Alas, sleep training was not a cure-all for us but it did make things 10 times better. We had many many ups and downs after that. He would slip back into bad habits and all of a sudden I’d find myself rocking him for an hour again. :( I don’t know how it would happen, but I suppose it was during a teething episode, illness, etc. and things would just start to unravel again and we’d have to let him cry-it-out again. Some might say that this means cry-it-out didn’t work, but I don’t regret my decision one bit…EVER. It *was* our only option. We had tried everything else and it would land us in a big abyss of not-enough-sleep-for-any-of-us and when he didn’t get enough sleep, he was a BEAR! It wasn’t good for him. It wasn’t worth it for me to rock him for an hour to avoid 10 minutes of crying. That was robbing him of 50 more minutes of sleep and believe me, he needed it.

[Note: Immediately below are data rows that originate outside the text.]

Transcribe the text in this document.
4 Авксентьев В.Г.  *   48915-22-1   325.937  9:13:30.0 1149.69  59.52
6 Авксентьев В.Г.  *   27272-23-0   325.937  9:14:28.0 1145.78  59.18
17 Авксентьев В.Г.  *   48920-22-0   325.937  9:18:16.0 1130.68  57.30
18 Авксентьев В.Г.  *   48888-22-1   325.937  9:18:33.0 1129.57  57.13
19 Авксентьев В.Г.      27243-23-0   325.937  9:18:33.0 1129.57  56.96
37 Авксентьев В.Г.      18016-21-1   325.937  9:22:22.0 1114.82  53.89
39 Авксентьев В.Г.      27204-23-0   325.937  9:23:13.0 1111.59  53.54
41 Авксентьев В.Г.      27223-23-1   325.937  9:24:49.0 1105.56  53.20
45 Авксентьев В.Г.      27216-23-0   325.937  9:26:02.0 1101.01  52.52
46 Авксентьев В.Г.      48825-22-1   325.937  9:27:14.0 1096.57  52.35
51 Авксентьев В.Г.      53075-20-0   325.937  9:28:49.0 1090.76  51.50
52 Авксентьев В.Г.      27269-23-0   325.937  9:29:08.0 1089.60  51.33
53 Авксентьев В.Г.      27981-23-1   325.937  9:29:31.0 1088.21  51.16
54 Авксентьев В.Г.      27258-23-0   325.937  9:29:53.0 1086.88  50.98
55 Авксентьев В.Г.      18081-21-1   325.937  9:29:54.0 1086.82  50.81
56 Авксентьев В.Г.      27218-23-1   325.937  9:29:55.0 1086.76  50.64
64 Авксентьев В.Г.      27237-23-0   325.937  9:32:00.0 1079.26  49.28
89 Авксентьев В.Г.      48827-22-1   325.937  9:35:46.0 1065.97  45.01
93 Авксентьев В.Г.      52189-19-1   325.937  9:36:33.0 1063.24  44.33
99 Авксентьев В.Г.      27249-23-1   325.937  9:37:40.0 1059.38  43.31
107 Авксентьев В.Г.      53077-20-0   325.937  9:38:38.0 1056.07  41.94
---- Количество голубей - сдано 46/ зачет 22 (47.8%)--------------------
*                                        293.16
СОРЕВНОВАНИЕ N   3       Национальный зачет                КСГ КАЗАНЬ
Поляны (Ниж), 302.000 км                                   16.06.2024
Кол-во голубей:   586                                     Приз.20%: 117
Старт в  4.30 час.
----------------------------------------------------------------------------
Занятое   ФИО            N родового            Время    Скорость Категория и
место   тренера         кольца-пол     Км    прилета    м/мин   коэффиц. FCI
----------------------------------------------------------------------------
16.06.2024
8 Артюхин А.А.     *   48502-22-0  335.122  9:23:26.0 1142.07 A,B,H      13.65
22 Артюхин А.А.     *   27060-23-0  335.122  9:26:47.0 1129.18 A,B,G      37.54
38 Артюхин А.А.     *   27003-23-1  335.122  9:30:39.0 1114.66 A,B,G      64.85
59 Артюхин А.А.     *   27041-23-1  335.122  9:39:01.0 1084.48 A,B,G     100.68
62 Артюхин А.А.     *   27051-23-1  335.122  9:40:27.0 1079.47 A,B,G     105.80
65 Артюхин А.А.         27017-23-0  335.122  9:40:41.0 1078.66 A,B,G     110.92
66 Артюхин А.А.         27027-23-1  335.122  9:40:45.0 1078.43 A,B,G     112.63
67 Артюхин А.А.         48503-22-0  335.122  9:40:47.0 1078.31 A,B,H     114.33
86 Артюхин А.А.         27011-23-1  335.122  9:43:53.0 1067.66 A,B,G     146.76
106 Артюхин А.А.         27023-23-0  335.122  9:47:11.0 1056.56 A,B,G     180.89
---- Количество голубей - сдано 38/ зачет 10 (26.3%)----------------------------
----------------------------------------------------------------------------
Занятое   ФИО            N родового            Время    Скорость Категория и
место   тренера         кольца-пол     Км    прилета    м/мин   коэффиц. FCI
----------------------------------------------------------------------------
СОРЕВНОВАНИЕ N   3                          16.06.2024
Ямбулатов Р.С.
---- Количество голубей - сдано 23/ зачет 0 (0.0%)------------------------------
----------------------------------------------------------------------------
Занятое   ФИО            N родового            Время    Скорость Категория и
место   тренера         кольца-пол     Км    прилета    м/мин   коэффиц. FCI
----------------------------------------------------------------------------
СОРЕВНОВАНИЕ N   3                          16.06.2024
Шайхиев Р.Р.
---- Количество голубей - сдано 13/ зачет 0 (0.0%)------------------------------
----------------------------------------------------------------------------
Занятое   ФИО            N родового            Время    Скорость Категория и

Nowadays, sleep is still ever important in this house for him. He is still a bear if he doesn’t get enough sleep only now he whines more, cries more, and has more tantrums. I *know* that as he goes through life and goes to school, it will be IMPERATIVE that my husband and I get him adequate sleep or he will be one of the kids with behavior problems. I think many parents probably struggle with this and not realize their child simply needs more sleep. I can imagine that if you haven’t really been able to tune into the relationship between sleep and behavior, you might miss it. I know the fact he is spirited makes a big difference.

Of course, I need to mention that my sweet son is just that, too. He is much more challenging without enough sleep, but boy is he one of the brightest lights of my life! He is so smart (I’m not exaggerating LOL) and such a sweetheart giving me kisses and telling me he loves me and kissing his little brother and…I could go on and on. At one point he knew over 30 signs for communicating before he could talk, he could point to over 30 U.S. states when he was just over a year old, knew his ABC’s before he was 2, and so on. Allowing him to cry-it-out in no way damaged him or his self-esteem. He is still ever so strong-willed and negotiates EVERYTHING (I swear he will be a lawyer!). He still trusts us and loves us to pieces. :)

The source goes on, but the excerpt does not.